Closed bsless closed 2 months ago
This adds support for reading and writing large sequences without materializing them in memory. Few choices I made I'm not sure about:
.writeValuesAsArray
and not writeValues
, but I wanted ensure equivalency between input and output sources@ikitommi do you know why the work flow failed when setting up the environment? The error is from tar
, of all things.
Did I do something wrong or does it need to be rerun?
Is the read-values
for just reading e.g. top level Array elements?
I recently implemented following example, where I used readTree
to get one property from top level object, and then create lazy seq from items in that property. Not sure if this uses streaming, but I'm quite sure this prevented storing the whole array in a vector (https://github.com/metosin/jsonista/blob/master/src/java/jsonista/jackson/PersistentVectorDeserializer.java):
(defn read-geojson-features
"Try reading geojson file without loading full features array to memory"
[^Reader f]
(let [^JsonNode tree (.readTree json/default-object-mapper f)
^JsonNode node (.get tree "features")]
(->> (map (fn [node]
(.treeToValue json/default-object-mapper node ^Class Object))
node))))
Is it possible to use streaming in such cases? If not, maybe preventing creating vectors for big Arrays is an separate issue.
@Deraen, thanks for giving it a look
read-values
is just for reading to level Array elements, as it's the context in which I considered streaming. I don't know if maps are "streamable" in that sense. Looks like JsonNode does expose a method for an Iterator of Map.Entry, so yes.
The main difference in your implementation is that .readTree
seems to be eager, just keeps an internal node representation instead of mapping into an external object. In that sense it is lazy. If you return a reducible/iterator instead of map over the node it will be even more lazy.

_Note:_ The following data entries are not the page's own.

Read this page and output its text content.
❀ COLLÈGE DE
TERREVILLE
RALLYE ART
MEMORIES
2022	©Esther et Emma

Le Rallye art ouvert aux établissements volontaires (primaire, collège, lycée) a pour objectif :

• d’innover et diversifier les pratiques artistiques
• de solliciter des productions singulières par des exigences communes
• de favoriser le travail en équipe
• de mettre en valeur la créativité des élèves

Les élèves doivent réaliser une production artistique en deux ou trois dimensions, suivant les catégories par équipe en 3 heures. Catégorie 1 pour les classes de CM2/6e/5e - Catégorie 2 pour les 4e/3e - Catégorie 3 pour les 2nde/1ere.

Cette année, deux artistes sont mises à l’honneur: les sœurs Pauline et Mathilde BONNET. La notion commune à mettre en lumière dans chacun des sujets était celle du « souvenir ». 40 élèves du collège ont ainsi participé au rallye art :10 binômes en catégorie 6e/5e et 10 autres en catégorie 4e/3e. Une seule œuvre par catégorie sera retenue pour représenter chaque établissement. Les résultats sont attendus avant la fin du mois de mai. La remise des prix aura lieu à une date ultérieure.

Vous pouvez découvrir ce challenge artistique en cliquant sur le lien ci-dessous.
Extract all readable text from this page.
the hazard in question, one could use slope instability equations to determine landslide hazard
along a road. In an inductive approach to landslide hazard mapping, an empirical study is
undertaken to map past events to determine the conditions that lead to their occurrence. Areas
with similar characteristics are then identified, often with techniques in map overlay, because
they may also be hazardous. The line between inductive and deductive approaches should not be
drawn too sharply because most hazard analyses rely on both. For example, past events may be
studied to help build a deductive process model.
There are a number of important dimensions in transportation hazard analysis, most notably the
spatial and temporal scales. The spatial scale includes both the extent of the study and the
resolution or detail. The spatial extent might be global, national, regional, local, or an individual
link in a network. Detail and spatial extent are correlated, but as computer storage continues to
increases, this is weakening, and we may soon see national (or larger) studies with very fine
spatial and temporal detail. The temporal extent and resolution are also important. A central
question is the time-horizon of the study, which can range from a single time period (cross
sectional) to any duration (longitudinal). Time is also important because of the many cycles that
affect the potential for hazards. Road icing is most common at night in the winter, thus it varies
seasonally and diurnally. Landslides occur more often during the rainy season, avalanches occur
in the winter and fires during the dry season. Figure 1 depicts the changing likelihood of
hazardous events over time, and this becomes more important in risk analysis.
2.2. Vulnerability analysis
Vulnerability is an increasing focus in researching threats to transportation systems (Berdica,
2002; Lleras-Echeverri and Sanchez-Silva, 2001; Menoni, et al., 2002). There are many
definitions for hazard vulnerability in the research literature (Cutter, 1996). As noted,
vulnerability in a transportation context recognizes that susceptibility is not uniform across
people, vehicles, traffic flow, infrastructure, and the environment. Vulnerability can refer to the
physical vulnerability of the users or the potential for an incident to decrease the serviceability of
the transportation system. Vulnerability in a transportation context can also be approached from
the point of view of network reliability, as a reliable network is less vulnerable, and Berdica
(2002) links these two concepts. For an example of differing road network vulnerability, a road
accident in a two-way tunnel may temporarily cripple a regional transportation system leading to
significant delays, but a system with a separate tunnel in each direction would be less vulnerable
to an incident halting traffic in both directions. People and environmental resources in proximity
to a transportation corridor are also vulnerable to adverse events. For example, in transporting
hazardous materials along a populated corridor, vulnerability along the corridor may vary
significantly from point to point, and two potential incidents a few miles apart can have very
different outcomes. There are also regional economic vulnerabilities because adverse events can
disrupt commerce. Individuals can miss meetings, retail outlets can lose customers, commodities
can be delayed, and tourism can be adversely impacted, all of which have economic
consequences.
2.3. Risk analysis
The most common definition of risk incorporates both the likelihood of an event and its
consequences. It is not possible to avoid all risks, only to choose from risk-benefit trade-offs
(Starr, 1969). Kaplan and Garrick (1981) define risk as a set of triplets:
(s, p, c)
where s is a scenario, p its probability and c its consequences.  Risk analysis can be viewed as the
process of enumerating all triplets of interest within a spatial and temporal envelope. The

The use case I was trying to solve is one where you already know you're going to be reading a large array or dealing with some stream of data.
We can divide the possible solutions into three degrees of laziness:
I think these solutions are fundamentally different. I don't think lazy streaming could be generalized beyond 3, but partial laziness like your solution is an avenue to explore. These are separate issues, use cases and requirements, in my estimation.
Yeah, that makes sense.
I'll try to look a bit more into case 2, if there is still something that will be shared with this case. Before introducing new API here, I want to understand if we could cover both cases with similar functions.
Maybe I'll need to read JsonNode impl, or profile memory use with readTree.
It is possible to also use stream reading to read values from an array inside an object: https://github.com/metosin/jsonista/compare/stream-testing https://cassiomolin.com/2019/08/19/combining-jackson-streaming-api-with-objectmapper-for-parsing-json/
One just needs to navigate the parser to the array start token first.
I guess lazy-seq is doing some caching so the example is not optimal, but didn't quickly find better way to call .readValueAs until the END_ARRAY token is found.
I don't think we need to provide functions to move the parser, but maybe something to make easier to efficiently read array values once the parser is in correct position?
Wrap-values is currently private, and that would be useful if a user wants to call e.g. readValuesAs
themselves. Is that fn needed because the Iterators from Jackson don't implement Iterable themselves?
What's the difference with wrap-values and clojure.core/iterator-seq
? Chunking? Though an Iterable is turned to seq with the same method.
@Deraen not exposing a seq api over read-values
was intentional. It returns something very similar to an Education. A user can always transform it to a lazy-seq and get everything associated with it but the other way around? not so much. Lazy seqs just create data buffers in memory. I want to be able to stream data from input to output directly. Imagine reading a byte stream with read-values and writing it out with write-values. No intermediary allocations or buffering, directly bytes to bytes (or stream to stream). This implementation returns an iterable, you can wrap in with an Education which is also an iterable, then write it out with write-values.
read-values dispatches to the ReadValues protocol. It returns an iterator via an ObjectReader derived from the supplied mapper. The returned iterator is reified in a manner similar to Eduction to support reduction and sequence construction over it.
write-values relies on two protocols - WriteValues for the output destination, similarly to WriteValue, and WriteAll for the type being written, which can be an array or an Iterable. It writes an array or iterable to destination via a SequenceWriter. Importantly, write-values distables automatic flushing on serialization to get good performance.